Sanjay Kaul writes:
I am sure you must be aware of the recent controversy ignited by the 2013 American College of Cardiology/American Heart Association Cholesterol Treatment Guidelines that were released last month. They have been the subject of several newspaper articles and blogs, most of them missing the thrust of the guidelines. There is much to admire about these guidelines as they are more faithfully aligned with high-quality ‘actionable’ evidence than the 3 previous iterations. However, the controversy is focused on the performance of the risk calculator introduced for initiating treatment in individuals without established atherosclerotic disease or diabetes (so-called primary prevention cohort). The guidelines recommend statins for primary prevention in individuals who have a 10-year risk estimated to be 7.5%. The risk calculator was derived from population cohorts studied in the 1990s. The discrimination for predicting the risk of atherosclerotic cardiovascular events defined as coronary heart disease deaths, myocardial infarctions and strokes is fair as measured by the area under the ROC curve (c index of 0.7 to 0.8 across the ethnic spectrum). [As an aside, very few risk models developed to predict risk of clinical events have c index >0.80]. However, when applied to recent population and randomized controlled trial cohorts, the risk calculator is limited by ‘miscalibration’ (overestimates risk by 75% to 150%). This is of course understandable as the prediction cohort is quite different from the development cohort in terms of baseline risk (many subjects in the former were on statin treatment that modifies risk). The single-event probability estimate (which is essentially what calibration characterizes) is referenced to the ‘state’ of the development cohort. If the state is different (as in the prediction cohort), should it surprise anyone that the risk model miscalibrates risk? So, the question is does calibration trump discrimination in risk prediction?
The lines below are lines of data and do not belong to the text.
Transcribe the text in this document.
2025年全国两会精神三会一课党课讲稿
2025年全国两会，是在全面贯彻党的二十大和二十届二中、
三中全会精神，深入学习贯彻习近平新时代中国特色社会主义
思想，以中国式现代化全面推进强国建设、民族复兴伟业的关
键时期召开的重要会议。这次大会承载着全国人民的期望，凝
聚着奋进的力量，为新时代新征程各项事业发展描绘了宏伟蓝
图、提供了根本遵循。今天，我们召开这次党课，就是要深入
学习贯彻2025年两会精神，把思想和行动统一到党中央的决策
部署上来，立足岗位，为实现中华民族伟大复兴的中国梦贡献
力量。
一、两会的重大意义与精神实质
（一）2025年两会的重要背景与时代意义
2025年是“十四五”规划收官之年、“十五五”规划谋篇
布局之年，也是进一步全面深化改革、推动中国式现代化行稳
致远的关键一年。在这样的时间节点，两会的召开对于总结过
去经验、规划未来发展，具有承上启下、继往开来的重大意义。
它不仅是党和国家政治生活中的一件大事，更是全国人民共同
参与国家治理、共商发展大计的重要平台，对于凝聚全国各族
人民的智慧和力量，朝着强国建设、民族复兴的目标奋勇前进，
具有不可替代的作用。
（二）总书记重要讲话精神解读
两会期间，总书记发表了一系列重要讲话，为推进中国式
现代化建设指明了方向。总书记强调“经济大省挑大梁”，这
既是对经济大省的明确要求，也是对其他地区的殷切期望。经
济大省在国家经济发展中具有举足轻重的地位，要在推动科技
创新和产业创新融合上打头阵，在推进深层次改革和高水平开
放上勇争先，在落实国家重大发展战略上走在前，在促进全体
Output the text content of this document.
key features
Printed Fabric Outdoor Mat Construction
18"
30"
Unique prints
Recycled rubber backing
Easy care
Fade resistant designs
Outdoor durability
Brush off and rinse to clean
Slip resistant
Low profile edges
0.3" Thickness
I guess, this harks back to the age-old conundrum about weather forecasting, what is important – that it will rain tomorrow (patient will develop an event as a measure of discrimination) or there is a 30% probability of rain tomorrow (there is a 30% probability of the individual patient developing an event in the future as a function of calibration)?
I have attached the Ridker and Cook paper published in Lancet and the response from the chairs of the guidelines (Stone and Lloyd-Jones) published in Lancet. The original risk tool publication is also attached (JACC paper).
Would appreciate posting this on your blog to get useful insights from you and your well informed readers.
This looks interesting but now I’m feeling too overwhelmed to look at it in detail. (It’s too bad that I read all sorts of crappy papers but then feel too busy to read the interesting stuff. . . .) Maybe some of you will have useful thoughts?